As we approached the copse she said, "Mr. Inskip, sing, and we'll sing after you: Ah you silly a.s.s G.o.ds lve in woods." I cleared my throat and gave out the abominable phrase, and we all chanted it as if it were a litany. There was something attractive about Miss Beaumont. I was not surprised that Harcourt had picked her out of "Ireland" and had brought her home, without money, without connections, almost without antecedents, to be his bride. It was daring of him, but he knew himself to be a daring fellow. She brought him nothing; but that he could afford, he had so vast a surplus of spiritual and commercial goods. "In time," I heard him tell his mother, "in time Evelyn will repay me a thousandfold." Meanwhile there was something attractive about her. If it were my place to like people, I could have liked her very much.

"Stop singing!" she cried. We had entered the wood. "Welcome, all of you." We bowed. Ford, who had not been laughing, bowed down to the ground. "And now be seated. Mrs. Worters--will you sit there--against that tree with a green trunk? It will show up your beautiful dress."

"Very well, dear, I will," said Mrs. Worters.

"Anna--there. Mr. Inskip next to her. Then Ruth and Mrs. Osgood. Oh, Harcourt--do sit a little forward, so that you'll hide the house. I don't want to see the house at all."

"I won't!" laughed her lover, "I want my back against a tree, too."

"Miss Beaumont," asked Ford, "where shall I sit?" He was standing at attention, like a soldier.

"Oh, look at all these Worters!" she cried, "and one little Ford in the middle of them!" For she was at that state of civilization which appreciates a pun.

"Shall I stand.
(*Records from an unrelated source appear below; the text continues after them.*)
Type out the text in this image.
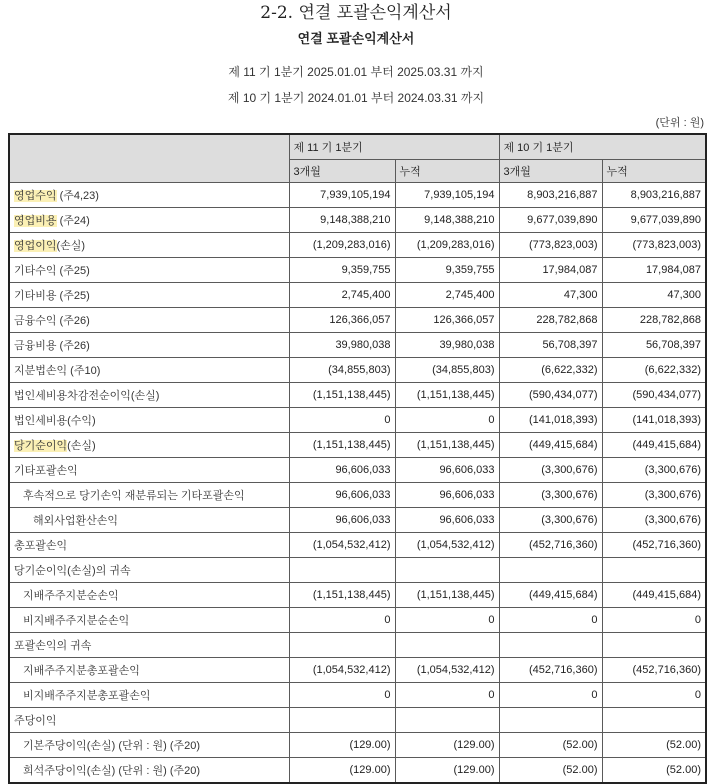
2-2. 연결 포괄손익계산서
연결 포괄손익계산서
제 11 기 1분기 2025.01.01 부터 2025.03.31 까지
제 10 기 1분기 2024.01.01 부터 2024.03.31 까지
(단위 : 원)
	제 11 기 1분기		제 10 기 1분기	
	3개월	누적	3개월	누적
영업수익 (주4,23)	7,939,105,194	7,939,105,194	8,903,216,887	8,903,216,887
영업비용 (주24)	9,148,388,210	9,148,388,210	9,677,039,890	9,677,039,890
영업이익(손실)	(1,209,283,016)	(1,209,283,016)	(773,823,003)	(773,823,003)
기타수익 (주25)	9,359,755	9,359,755	17,984,087	17,984,087
기타비용 (주25)	2,745,400	2,745,400	47,300	47,300
금융수익 (주26)	126,366,057	126,366,057	228,782,868	228,782,868
금융비용 (주26)	39,980,038	39,980,038	56,708,397	56,708,397
지분법손익 (주10)	(34,855,803)	(34,855,803)	(6,622,332)	(6,622,332)
법인세비용차감전순이익(손실)	(1,151,138,445)	(1,151,138,445)	(590,434,077)	(590,434,077)
법인세비용(수익)	0	0	(141,018,393)	(141,018,393)
당기순이익(손실)	(1,151,138,445)	(1,151,138,445)	(449,415,684)	(449,415,684)
기타포괄손익	96,606,033	96,606,033	(3,300,676)	(3,300,676)
후속적으로 당기손익 재분류되는 기타포괄손익	96,606,033	96,606,033	(3,300,676)	(3,300,676)
해외사업환산손익	96,606,033	96,606,033	(3,300,676)	(3,300,676)
총포괄손익	(1,054,532,412)	(1,054,532,412)	(452,716,360)	(452,716,360)
당기순이익(손실)의 귀속				
지배주주지분순손익	(1,151,138,445)	(1,151,138,445)	(449,415,684)	(449,415,684)
비지배주주지분순손익	0	0	0	0
포괄손익의 귀속				
지배주주지분총포괄손익	(1,054,532,412)	(1,054,532,412)	(452,716,360)	(452,716,360)
비지배주주지분총포괄손익	0	0	0	0
주당이익				
기본주당이익(손실) (단위 : 원) (주20)	(129.00)	(129.00)	(52.00)	(52.00)
희석주당이익(손실) (단위 : 원) (주20)	(129.00)	(129.00)	(52.00)	(52.00)
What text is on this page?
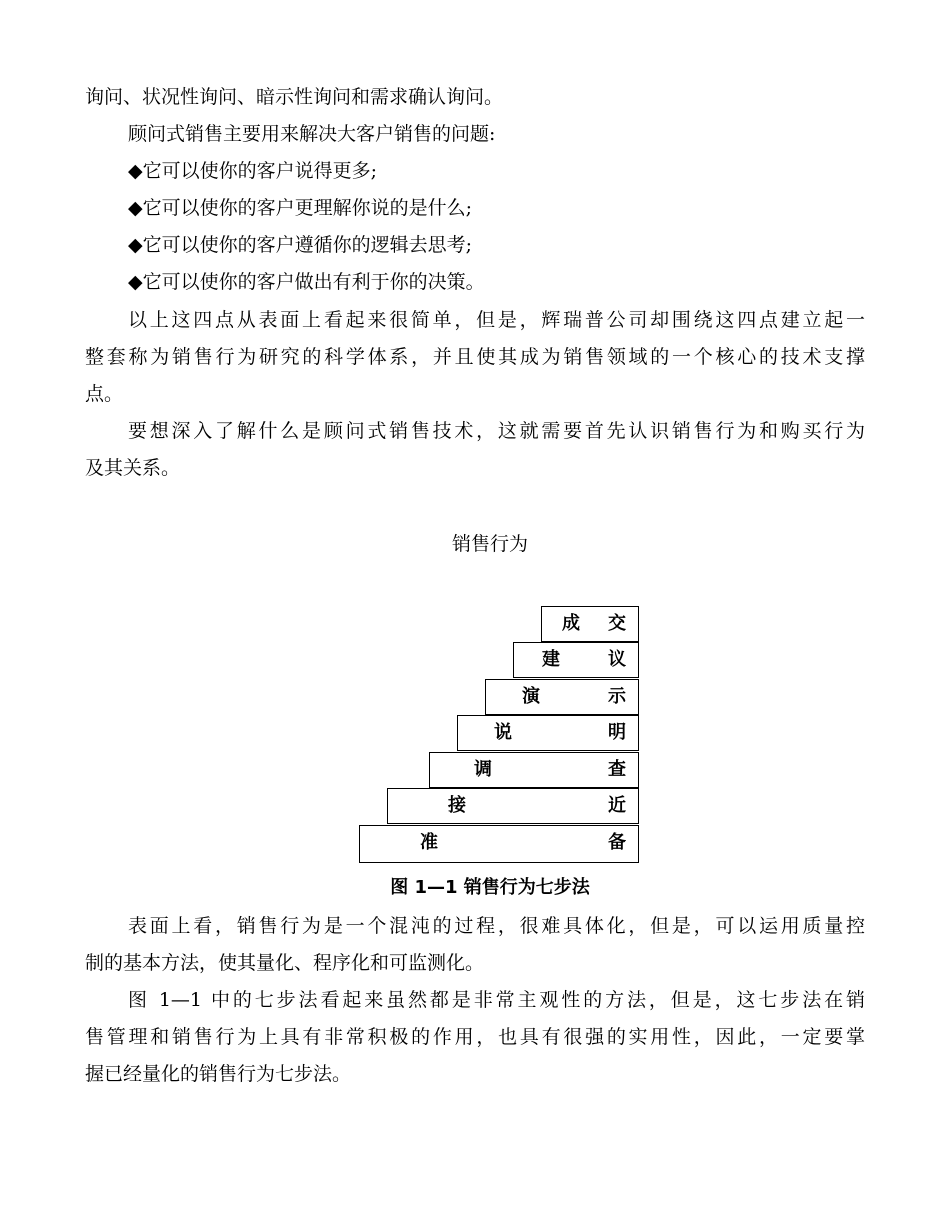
询问、状况性询问、暗示性询问和需求确认询问。
顾问式销售主要用来解决大客户销售的问题:
◆它可以使你的客户说得更多;
◆它可以使你的客户更理解你说的是什么;
◆它可以使你的客户遵循你的逻辑去思考;
◆它可以使你的客户做出有利于你的决策。
以上这四点从表面上看起来很简单，但是，辉瑞普公司却围绕这四点建立起一
整套称为销售行为研究的科学体系，并且使其成为销售领域的一个核心的技术支撑
点。
要想深入了解什么是顾问式销售技术，这就需要首先认识销售行为和购买行为
及其关系。
销售行为
成 交
建	议
演	示
说	明
调	查
接	近
准	备
图 1—1 销售行为七步法
表面上看，销售行为是一个混沌的过程，很难具体化，但是，可以运用质量控
制的基本方法，使其量化、程序化和可监测化。
图 1—1 中的七步法看起来虽然都是非常主观性的方法，但是，这七步法在销
售管理和销售行为上具有非常积极的作用，也具有很强的实用性，因此，一定要掌
握已经量化的销售行为七步法。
Miss Beaumont? Shall I hide the house from you if I stand?"

"Sit down. Jack, you baby!" cried his guardian, breaking in with needless asperity. "Sit down!"

"He may just as well stand if he will," said she. "Just pull back your soft hat, Mr. Ford. Like a halo. Now you hide even the smoke from the chimneys. And it makes you look beautiful."

"Evelyn! Evelyn! You are too hard on the boy. You'll tire him. He's one of those bookworms. He's not strong. Let him sit down."

"Aren't you strong?" she asked.

"I am strong!" he cried. It is quite true. Ford has no right to be strong, but he is. He never did his dumb-bells or played in his school fifteen. But the muscles came. He thinks they came while he was reading Pindar.

"Then you may just as well stand, if you will."

"Evelyn! Evelyn! childish, selfish maiden! If poor Jack gets tired I will take his place. Why don't you want to see the house? Eh?"